New York City Comptroller Scott M. Stringer said, “Community boards are dynamic and vital parts of City government. This law is an exciting initiative for New York City’s young adults to become civically engaged in their neighborhood. The unique opportunity I was given as a teenager to join my local community board was a formative experience – helping to shape my view of community planning and my life in government. I commend Assemblymember Rozic, Senator Lanza and Governor Cuomo for their commitment in passing this legislation into law.”
“I have had the honor of working with literally hundreds of interns over the years and have seen first-hand the meaningful role that young people can play in shaping policy and enhancing our neighborhoods,” said Manhattan Borough President Gale Brewer. “This new law will further promote civic participation as well as add valuable youth perspectives and diverse skill sets to our community boards. I have advocated for this for years, and can’t wait to welcome the first group of 16 and 17-year-olds.”
“Not only will this new law expand the opportunities for young people, it will also allow for each board’s youth committee to hear from the community they serve.
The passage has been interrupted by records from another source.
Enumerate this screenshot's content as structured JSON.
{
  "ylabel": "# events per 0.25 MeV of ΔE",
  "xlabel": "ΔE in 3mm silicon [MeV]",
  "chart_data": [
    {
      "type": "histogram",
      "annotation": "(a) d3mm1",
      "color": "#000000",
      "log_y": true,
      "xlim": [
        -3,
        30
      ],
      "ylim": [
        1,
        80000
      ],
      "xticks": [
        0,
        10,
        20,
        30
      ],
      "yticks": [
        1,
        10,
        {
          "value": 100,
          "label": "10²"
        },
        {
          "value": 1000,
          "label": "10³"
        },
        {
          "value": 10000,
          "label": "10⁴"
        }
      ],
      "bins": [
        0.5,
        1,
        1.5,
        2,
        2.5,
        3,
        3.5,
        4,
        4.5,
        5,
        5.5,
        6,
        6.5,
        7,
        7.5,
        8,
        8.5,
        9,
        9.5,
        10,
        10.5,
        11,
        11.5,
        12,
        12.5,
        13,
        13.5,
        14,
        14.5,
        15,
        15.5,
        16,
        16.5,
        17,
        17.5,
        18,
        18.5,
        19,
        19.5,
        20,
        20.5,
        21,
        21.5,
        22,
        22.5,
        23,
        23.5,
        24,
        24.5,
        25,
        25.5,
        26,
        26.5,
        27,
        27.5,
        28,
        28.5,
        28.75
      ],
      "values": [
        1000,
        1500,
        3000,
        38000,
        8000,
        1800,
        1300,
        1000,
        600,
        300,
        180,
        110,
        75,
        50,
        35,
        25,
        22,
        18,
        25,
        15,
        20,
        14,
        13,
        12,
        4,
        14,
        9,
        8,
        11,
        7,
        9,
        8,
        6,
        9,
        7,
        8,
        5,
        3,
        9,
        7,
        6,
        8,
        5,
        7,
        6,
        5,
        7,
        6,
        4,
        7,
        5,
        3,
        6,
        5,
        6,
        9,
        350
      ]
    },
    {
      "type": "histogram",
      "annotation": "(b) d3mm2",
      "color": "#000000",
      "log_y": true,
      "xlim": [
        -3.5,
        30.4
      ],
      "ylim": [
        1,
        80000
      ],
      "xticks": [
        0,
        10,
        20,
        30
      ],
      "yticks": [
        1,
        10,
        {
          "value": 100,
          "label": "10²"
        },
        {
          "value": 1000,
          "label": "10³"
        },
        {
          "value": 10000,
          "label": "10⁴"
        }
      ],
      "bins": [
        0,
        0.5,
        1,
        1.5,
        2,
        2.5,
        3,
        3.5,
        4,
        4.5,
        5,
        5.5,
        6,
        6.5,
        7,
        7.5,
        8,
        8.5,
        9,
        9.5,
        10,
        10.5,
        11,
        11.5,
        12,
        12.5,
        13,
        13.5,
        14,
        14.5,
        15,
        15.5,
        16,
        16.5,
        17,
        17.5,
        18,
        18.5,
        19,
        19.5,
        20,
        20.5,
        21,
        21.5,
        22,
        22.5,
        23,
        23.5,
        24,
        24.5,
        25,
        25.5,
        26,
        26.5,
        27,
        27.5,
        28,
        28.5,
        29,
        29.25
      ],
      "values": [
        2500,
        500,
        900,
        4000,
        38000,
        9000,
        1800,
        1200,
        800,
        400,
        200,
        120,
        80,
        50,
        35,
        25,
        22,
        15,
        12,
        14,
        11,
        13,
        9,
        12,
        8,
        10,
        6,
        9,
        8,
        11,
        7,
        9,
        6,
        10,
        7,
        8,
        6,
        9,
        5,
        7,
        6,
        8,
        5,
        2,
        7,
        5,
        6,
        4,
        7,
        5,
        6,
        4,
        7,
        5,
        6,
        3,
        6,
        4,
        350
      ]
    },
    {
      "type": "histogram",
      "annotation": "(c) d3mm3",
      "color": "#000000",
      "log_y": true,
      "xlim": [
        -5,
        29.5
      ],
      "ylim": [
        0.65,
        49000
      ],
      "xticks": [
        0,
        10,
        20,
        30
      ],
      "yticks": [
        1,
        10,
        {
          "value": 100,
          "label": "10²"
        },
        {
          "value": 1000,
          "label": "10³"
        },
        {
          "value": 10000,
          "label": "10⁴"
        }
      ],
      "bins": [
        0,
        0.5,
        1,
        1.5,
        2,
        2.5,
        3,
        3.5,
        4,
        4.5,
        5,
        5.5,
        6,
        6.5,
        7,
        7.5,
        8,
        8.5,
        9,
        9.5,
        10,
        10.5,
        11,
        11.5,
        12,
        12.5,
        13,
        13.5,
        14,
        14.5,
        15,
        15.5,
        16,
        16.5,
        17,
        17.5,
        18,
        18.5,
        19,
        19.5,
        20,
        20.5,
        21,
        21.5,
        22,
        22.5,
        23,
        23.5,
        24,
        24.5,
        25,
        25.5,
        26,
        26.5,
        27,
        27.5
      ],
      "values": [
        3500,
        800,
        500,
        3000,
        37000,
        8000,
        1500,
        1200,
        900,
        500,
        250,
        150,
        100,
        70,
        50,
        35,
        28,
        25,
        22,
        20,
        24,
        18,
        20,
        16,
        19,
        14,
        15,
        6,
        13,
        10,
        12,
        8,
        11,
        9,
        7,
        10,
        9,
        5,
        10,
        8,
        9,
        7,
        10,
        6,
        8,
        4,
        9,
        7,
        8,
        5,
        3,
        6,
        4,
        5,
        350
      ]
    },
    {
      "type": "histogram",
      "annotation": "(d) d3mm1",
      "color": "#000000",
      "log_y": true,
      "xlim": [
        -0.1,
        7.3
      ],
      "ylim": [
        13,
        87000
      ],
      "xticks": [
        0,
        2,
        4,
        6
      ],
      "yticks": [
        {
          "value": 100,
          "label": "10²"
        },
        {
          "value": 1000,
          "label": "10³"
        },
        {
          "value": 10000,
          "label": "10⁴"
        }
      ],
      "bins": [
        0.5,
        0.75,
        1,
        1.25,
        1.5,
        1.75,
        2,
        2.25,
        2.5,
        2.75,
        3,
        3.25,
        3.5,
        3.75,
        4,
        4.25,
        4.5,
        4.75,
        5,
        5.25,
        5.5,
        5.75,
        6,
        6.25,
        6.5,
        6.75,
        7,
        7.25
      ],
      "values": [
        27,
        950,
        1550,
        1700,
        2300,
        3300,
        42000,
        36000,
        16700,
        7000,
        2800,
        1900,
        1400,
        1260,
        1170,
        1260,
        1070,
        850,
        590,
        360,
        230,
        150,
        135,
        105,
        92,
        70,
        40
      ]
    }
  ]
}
I was involved in civic activity in my teenage years, and I know how important it is for our young people to have a voice within the official process. This new law will allow us to create such opportunities, and I am proud to support this incredible expansion of our community boards’ membership,” said Bronx Borough President Ruben Diaz Jr.
“There are 8.3 million people in our city, and 20 percent of them are under the age of 18. These New Yorkers can now have a voice on their local community boards,” said New York City Council Member Ben Kallos. “When Scott Stringer was 16, he was appointed to his local board. He helped his community and laid the groundwork for a lifetime of public service. I believe we will see many more stories like this one now that young people can serve on their boards. I congratulate Assemblywoman Nily Rozic and Senator Andrew Lanza on passing this legislation, and thank Governor Andrew Cuomo for signing it into law.”
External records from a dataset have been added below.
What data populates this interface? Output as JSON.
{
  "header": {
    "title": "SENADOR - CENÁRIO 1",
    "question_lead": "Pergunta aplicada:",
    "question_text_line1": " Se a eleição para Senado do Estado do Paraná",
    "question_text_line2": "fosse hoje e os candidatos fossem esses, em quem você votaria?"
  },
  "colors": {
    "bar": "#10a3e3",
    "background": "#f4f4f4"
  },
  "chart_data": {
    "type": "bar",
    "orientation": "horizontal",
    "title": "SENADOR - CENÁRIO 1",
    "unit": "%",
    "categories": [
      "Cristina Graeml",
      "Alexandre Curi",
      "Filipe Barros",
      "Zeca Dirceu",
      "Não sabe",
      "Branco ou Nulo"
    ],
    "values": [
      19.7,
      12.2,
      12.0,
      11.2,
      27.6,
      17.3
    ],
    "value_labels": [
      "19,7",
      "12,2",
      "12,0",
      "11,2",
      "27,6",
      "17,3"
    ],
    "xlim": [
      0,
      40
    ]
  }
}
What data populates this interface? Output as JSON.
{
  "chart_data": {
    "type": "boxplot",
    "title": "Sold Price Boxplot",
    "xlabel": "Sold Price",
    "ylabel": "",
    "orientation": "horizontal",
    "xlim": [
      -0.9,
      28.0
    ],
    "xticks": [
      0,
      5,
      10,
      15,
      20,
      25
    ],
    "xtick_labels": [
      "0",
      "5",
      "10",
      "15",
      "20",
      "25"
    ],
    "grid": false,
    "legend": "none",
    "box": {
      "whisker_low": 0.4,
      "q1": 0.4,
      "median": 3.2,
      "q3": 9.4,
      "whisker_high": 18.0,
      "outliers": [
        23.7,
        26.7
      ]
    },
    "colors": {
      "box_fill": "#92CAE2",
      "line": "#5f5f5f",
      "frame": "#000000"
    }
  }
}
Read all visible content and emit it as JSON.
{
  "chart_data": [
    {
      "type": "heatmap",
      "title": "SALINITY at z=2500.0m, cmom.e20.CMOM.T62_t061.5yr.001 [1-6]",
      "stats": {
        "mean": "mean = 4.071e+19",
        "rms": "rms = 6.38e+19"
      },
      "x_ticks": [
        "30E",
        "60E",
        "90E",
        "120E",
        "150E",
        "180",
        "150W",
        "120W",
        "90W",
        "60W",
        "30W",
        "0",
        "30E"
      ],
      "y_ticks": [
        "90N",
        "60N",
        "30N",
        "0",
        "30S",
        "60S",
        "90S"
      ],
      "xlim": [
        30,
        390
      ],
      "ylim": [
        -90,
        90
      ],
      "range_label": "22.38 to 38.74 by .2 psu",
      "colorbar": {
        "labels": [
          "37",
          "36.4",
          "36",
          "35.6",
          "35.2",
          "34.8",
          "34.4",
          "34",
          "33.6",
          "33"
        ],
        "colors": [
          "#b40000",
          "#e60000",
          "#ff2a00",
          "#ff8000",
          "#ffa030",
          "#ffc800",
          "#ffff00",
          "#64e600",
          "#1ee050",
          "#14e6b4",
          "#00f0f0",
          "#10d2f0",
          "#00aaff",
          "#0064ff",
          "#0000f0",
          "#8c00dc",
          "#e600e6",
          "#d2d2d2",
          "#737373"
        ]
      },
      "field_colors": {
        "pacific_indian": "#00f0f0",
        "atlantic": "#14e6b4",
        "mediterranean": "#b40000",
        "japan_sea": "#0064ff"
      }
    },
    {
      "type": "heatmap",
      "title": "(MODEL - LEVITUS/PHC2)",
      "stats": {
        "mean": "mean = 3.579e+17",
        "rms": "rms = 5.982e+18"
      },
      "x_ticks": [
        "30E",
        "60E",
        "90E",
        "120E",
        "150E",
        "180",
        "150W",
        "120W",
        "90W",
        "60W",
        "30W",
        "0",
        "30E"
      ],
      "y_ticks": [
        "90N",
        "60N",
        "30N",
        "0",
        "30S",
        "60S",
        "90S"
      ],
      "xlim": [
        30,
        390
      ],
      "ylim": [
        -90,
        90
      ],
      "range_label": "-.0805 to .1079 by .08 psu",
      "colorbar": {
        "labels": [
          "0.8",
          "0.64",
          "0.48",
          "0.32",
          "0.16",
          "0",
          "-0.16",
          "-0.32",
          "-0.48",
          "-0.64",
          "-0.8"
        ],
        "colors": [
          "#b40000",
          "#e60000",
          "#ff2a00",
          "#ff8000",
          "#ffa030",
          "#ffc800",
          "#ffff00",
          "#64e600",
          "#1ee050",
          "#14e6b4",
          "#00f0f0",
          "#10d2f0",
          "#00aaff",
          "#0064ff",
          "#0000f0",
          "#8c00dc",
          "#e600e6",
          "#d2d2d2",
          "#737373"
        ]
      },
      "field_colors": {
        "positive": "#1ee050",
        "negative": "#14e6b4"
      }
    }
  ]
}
“Our bright and talented sixteen and seventeen-year-olds need a venue where they can voice their concerns and ideas for improving our neighborhoods. The community board process provides such an outlet and would greatly benefit from their injection of exuberance, a can-do attitude, and the kind of creativity that only young people bring to the table,” said Council Member Mark Levine “By creating opportunities for additional youth to join our boards, we also will help the next generation of leaders grasp the virtues of public service at a formative age and impart in them the skills to navigate the many challenges they will face in the coming years.”
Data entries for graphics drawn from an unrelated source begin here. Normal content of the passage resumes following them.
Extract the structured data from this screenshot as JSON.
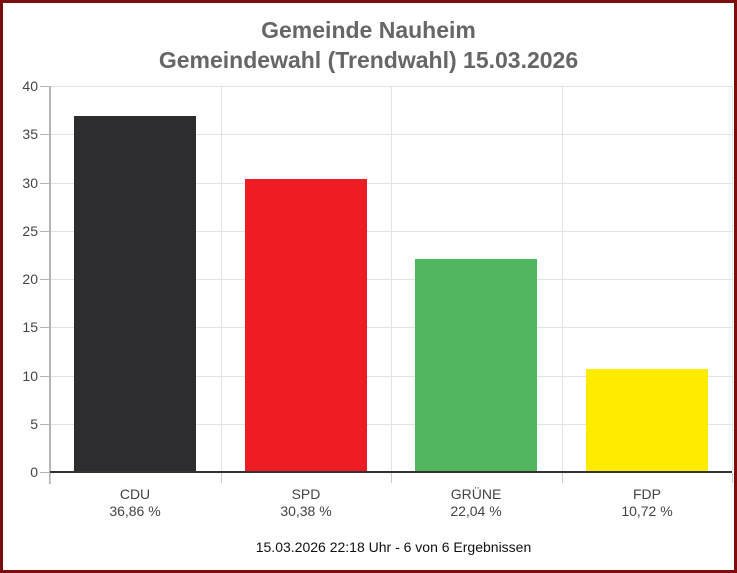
{
  "chart_data": {
    "type": "bar",
    "title": "Gemeinde Nauheim",
    "subtitle": "Gemeindewahl (Trendwahl) 15.03.2026",
    "categories": [
      "CDU",
      "SPD",
      "GRÜNE",
      "FDP"
    ],
    "values": [
      36.86,
      30.38,
      22.04,
      10.72
    ],
    "value_labels": [
      "36,86 %",
      "30,38 %",
      "22,04 %",
      "10,72 %"
    ],
    "colors": [
      "#2d2d2f",
      "#ee1c24",
      "#52b560",
      "#ffeb00"
    ],
    "xlabel": "",
    "ylabel": "",
    "ylim": [
      0,
      40
    ],
    "yticks": [
      0,
      5,
      10,
      15,
      20,
      25,
      30,
      35,
      40
    ],
    "grid": true,
    "legend": "none",
    "footer": "15.03.2026 22:18 Uhr - 6 von 6 Ergebnissen"
  },
  "header": {
    "title": "Gemeinde Nauheim",
    "subtitle": "Gemeindewahl (Trendwahl) 15.03.2026"
  },
  "yaxis": {
    "labels": [
      "0",
      "5",
      "10",
      "15",
      "20",
      "25",
      "30",
      "35",
      "40"
    ]
  },
  "bars": [
    {
      "party": "CDU",
      "percent": "36,86 %"
    },
    {
      "party": "SPD",
      "percent": "30,38 %"
    },
    {
      "party": "GRÜNE",
      "percent": "22,04 %"
    },
    {
      "party": "FDP",
      "percent": "10,72 %"
    }
  ],
  "footer": {
    "text": "15.03.2026 22:18 Uhr - 6 von 6 Ergebnissen"
  }
}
“On behalf of the Police Athletic League, and the Teens On Board Coalition, we thank you for validating the voices and work of dozens of youth service and civic engagement groups who helped to gain passage of Public Officer Law legislation allowing fully vetted teens to come to the community advisory table,” said Al Kurland of the Police Athletic League. “To paraphrase a poem often quoted by another Governor Cuomo, you have ‘expanded the circle to let teen leaders in’.”
The legislation was first introduced in the State Legislature in 2008. This year the City Council passed Resolution 0115 in support of the legislation.
“Having served on my local Community Board, I know firsthand that this opportunity will not only benefit the futures of those appointed, but it will also begin a new dialogue between all members about how our communities can be better served,” added Rozic.
New York City’s 59 Community Boards will now open up their application process to sixteen- and-seventeen-year olds and their ability to contribute will be evaluated, just as other prospective members’ qualifications are evaluated.